- Born: 1984 (age 40–41) Safed, Israel
- Occupation: Model
- Modeling information
- Height: 1.75 m / 5 ft 9 in
- Hair color: Dark Blond
- Eye color: Blue/Green
- Agency: Select, Elite

= Chava Mond =

Israeli model (born 1984)

Chava Mond (חוה מונד; born 1984) is an Israeli model.

==Biography==
Chava (Havi) Mond was born and raised in Safed to a religious Jewish family. She attended the city's religious girls' school. She hoped to study law and become an attorney, but at the age of 16 she was traveling in London with her aunt and was offered a job by a Select model agent. Mond refused, saying that she was religious and that she hadn't completed her high school studies, so Select waited until she turned 18, at which age Mond completed her national service.

She has been described as the first Israeli model to observe the Jewish Sabbath and keep kosher.

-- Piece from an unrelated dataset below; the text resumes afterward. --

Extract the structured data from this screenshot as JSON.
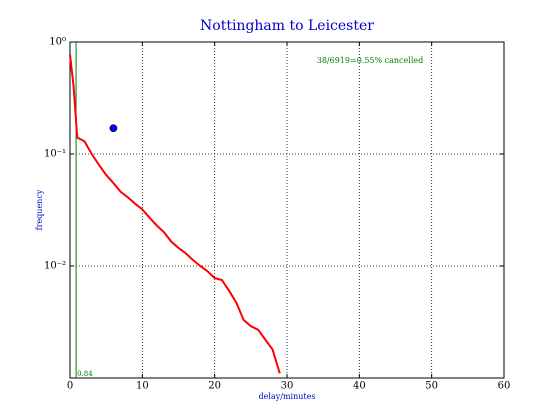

She holds joint Israeli and British citizenship, and lives in Hendon.

==Modelling career==
Mond worked for French Connection, Calvin Klein, Ralph Lauren, The Times (on the cover and in an article), Cosmopolitan, In Style, Harvey Nichols Magazine and Marie Claire. Chava has also been on the catwalk for Chanel, Yves Saint Laurent and London Fashion Week and she has appeared in the advertising campaigns of Laura Ashley, French Connection and Gina Bakoni. As well, she is leading the 2004/5 winter campaign of Armani Jeans and the current, worldwide campaign for Pantene hair products.

Mond refuses to be photographed in swimsuits and underwear for religious reasons.